Сентиментальные чувства пробуждала в Останкине открывшаяся в Каштанове любовь к лошади. У иных наблюдавших, как Игорь Борисович расчесывает лошади гриву или выковыривает из-под подков сезонную городскую грязь, влажнели глаза. Хозяин гаража, где квартировала лошадь, уехал на пять лет в Бангладеш, доверив Каштанову надзор за помещением. И гараж стоял удивительно чистый, здоровый. В нем поселилась и собака Валентина Федоровича Зотова. Все были убеждены, что собака не переживет дядю Валю. Но она пережила. Лошадь как могла опекала осиротевшее животное. Лошадь и собака словно бы не имели кличек, все их называли — лошадь Каштанова и собака дяди Вали. Умная собака часами сидела у гаража, смотрела на мир открытыми глазами, возможно, желала рассказать свою историю и историю дяди Вали, но не могла. О слиянии чувств лошади, собаки и Игоря Борисовича Каштанова узнали в городе, они втроем стали достопримечательностью Останкина (в особенности после воспитательных публикаций писателя Мысловатого), смотреть на Каштанова с животными привозили детей.

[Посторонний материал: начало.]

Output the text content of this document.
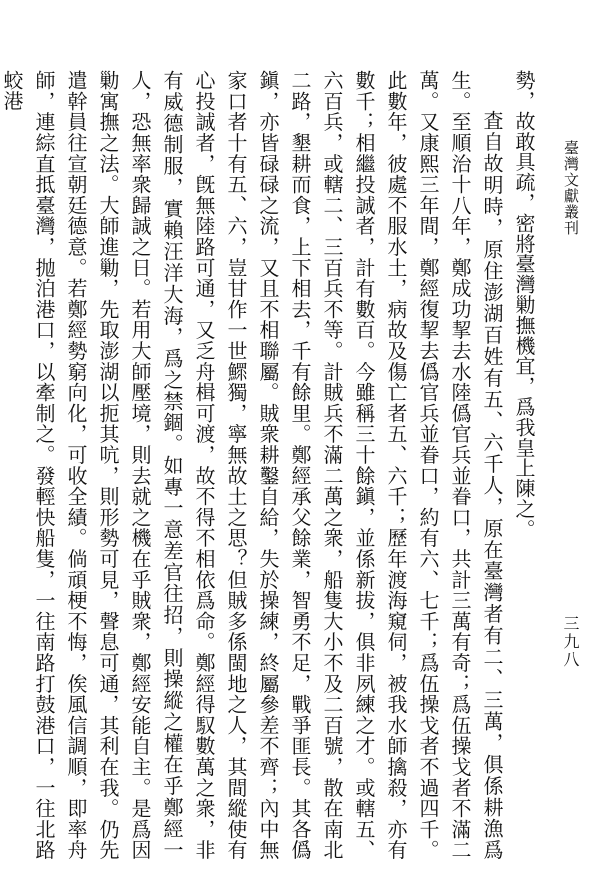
臺灣文獻叢刊
三九八

勢，故敢具疏，密將臺灣勦撫機宜，爲我皇上陳之。

査自故明時，原住澎湖百姓有五、六千人，原在臺灣者有二、三萬，俱係耕漁爲生。至順治十八年，鄭成功挈去水陸僞官兵並眷口，共計三萬有奇；爲伍操戈者不滿二萬。又康熙三年間，鄭經復挈去僞官兵並眷口，約有六、七千；爲伍操戈者不過四千。此數年，彼處不服水土，病故及傷亡者五、六千；歷年渡海窺伺，被我水師擒殺，亦有數千；相繼投誠者，計有數百。今雖稱三十餘鎭，並係新拔，俱非夙練之才。或轄五、六百兵，或轄二、三百兵不等。計賊兵不滿二萬之衆，船隻大小不及二百號，散在南北二路，墾耕而食，上下相去，千有餘里。鄭經承父餘業，智勇不足，戰爭匪長。其各僞鎭，亦皆碌碌之流，又且不相聯屬。賊衆耕鑿自給，失於操練，終屬參差不齊；內中無家口者十有五、六，豈甘作一世鰥獨，寧無故土之思？但賊多係閩地之人，其間縱使有心投誠者，旣無陸路可通，又乏舟楫可渡，故不得不相依爲命。鄭經得馭數萬之衆，非有威德制服，實賴汪洋大海，爲之禁錮。如專一意差官往招，則操縱之權在乎鄭經一人，恐無率衆歸誠之日。若用大師壓境，則去就之機在乎賊衆，鄭經安能自主。是爲因勦寓撫之法。大師進勦，先取澎湖以扼其吭，則形勢可見，聲息可通，其利在我。仍先遣幹員往宣朝廷德意。若鄭經勢窮向化，可收全績。倘頑梗不悔，俟風信調順，即率舟師，連綜直抵臺灣，抛泊港口，以牽制之。發輕快船隻，一往南路打鼓港口，一往北路蛟港
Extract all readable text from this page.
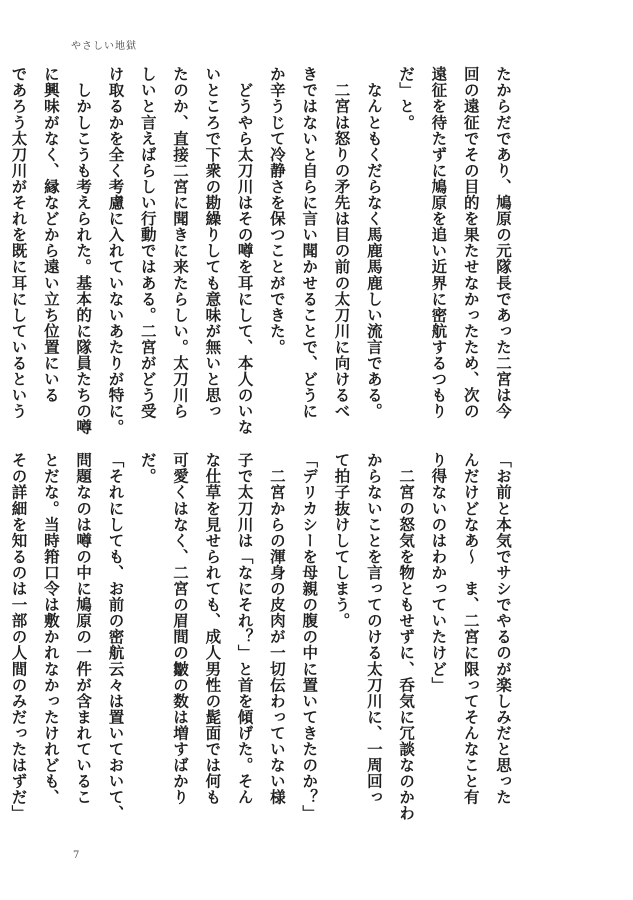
やさしい地獄

たからだであり、鳩原の元隊長であった二宮は今

回の遠征でその目的を果たせなかったため、次の

遠征を待たずに鳩原を追い近界に密航するつもり

だ」と。

　なんともくだらなく馬鹿馬鹿しい流言である。

　二宮は怒りの矛先は目の前の太刀川に向けるべ

きではないと自らに言い聞かせることで、どうに

か辛うじて冷静さを保つことができた。

　どうやら太刀川はその噂を耳にして、本人のいな

いところで下衆の勘繰りしても意味が無いと思っ

たのか、直接二宮に聞きに来たらしい。太刀川ら

しいと言えばらしい行動ではある。二宮がどう受

け取るかを全く考慮に入れていないあたりが特に。

　しかしこうも考えられた。基本的に隊員たちの噂

に興味がなく、縁などから遠い立ち位置にいる

であろう太刀川がそれを既に耳にしているという

「お前と本気でサシでやるのが楽しみだと思った

んだけどなあ〜　ま、二宮に限ってそんなこと有

り得ないのはわかっていたけど」

　二宮の怒気を物ともせずに、呑気に冗談なのかわ

からないことを言ってのける太刀川に、一周回っ

て拍子抜けしてしまう。

「デリカシーを母親の腹の中に置いてきたのか？」

　二宮からの渾身の皮肉が一切伝わっていない様

子で太刀川は「なにそれ？」と首を傾げた。そん

な仕草を見せられても、成人男性の髭面では何も

可愛くはなく、二宮の眉間の皺の数は増すばかり

だ。

「それにしても、お前の密航云々は置いておいて、

問題なのは噂の中に鳩原の一件が含まれているこ

とだな。当時箝口令は敷かれなかったけれども、

その詳細を知るのは一部の人間のみだったはずだ」

7
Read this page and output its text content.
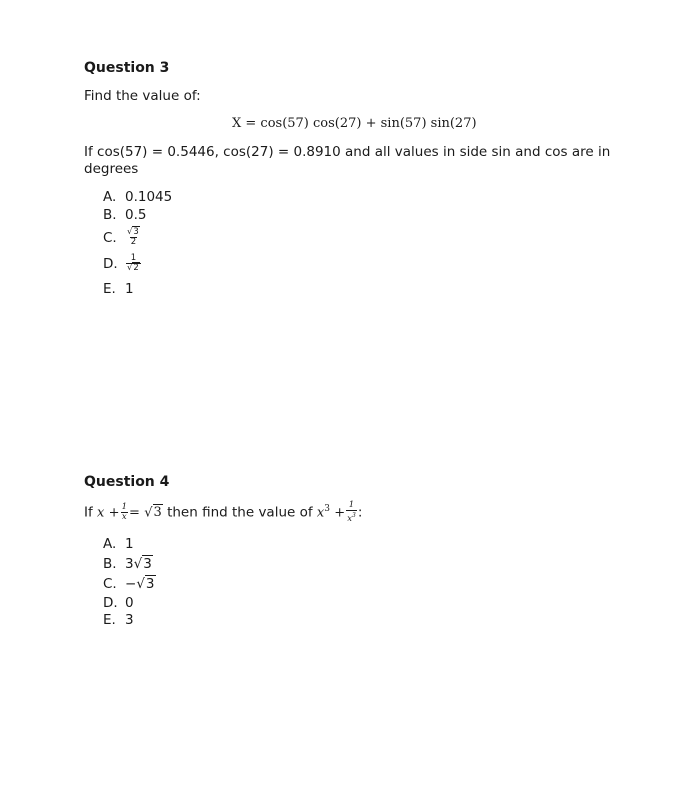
Question 3
Find the value of:
X = cos(57) cos(27) + sin(57) sin(27)
If cos(57) = 0.5446, cos(27) = 0.8910 and all values in side sin and cos are in
degrees
A. 0.1045
B. 0.5
C. $\frac{√3}{2}$
D. $\frac{1}{√2}$
E. 1
Question 4
If $x + \frac{1}{x} = √3$ then find the value of $x^3 + \frac{1}{x^3}$ :
A. 1
B. 3√3
C. −√3
D. 0
E. 3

Не раз являлся на улицу Кондратюка созерцать лошадь и собаку Петр Иванович Дробный. Дробный ставил красную «тоёту» на Цандера у районной поликлиники и проходил во двор Каштанова. Во дворе под яблонями и вишнями стараниями дяди Вали когда-то были поставлены лавочки. Дробный созерцал иногда стоя, иногда сидя на лавочке, иногда и опустив веки, и куда длительнее, чем на Сретенском бульваре. Будто бы Петр Иванович и не обращал теперь внимания на ход делового времени. Однажды Дробный, возвращаясь сознанием или духом в гвалт и спешку Москвы, стал говорить Михаилу Никифоровичу о непостижимости жизни и о том, что лишь созерцанием можно совместить себя с великим и непостижимым, достичь — хоть в немногом — очищения, возвышения духа, сотворить — хоть ненадолго — в себе гармонию души, совершенно невозможную в мгновения, когда тебя обдает грязью трамвай или когда к тебе проявляет интерес автоинспекция. При этом Дробный полагал, что созерцание и недеяние и есть наилучшее состояние человека, деяниями же своими он может лишь все испортить в мире. Однако Михаил Никифоровичне мог не сказать, что житейская практика Петра Ивановича отчасти противоречит его положениям. «Да, да! — горестно согласился Дробный. — Да!» Это какому-нибудь Ван Вэю можно было удалиться к горам, водам и туманам и там лишь созерцать, а нам-то каково? Нам-то приходится крутиться! Крутиться! Крутиться! Впрочем, мясные ряды Дробный оставил, каскадером на студии Горького лишь прирабатывал, искал нового приложения сил. К тому же натура его еще не остыла, еще полностью не была готова к сплошному созерцанию. И было дано понять Михаилу Никифоровичу, отчего Дробный вдруг разоткровенничался перед ним: в надежде на откровенность Михаила Никифоровича. Не будет ли третьего пришествия известной особы? Не восстановится ли Палата Останкинских Польз? Устал Дробный в делах на улице Цандера, однако жалел, жалел, что дела эти оборвались. Но что мог сказать Дробному Михаил Никифорович? Ничего.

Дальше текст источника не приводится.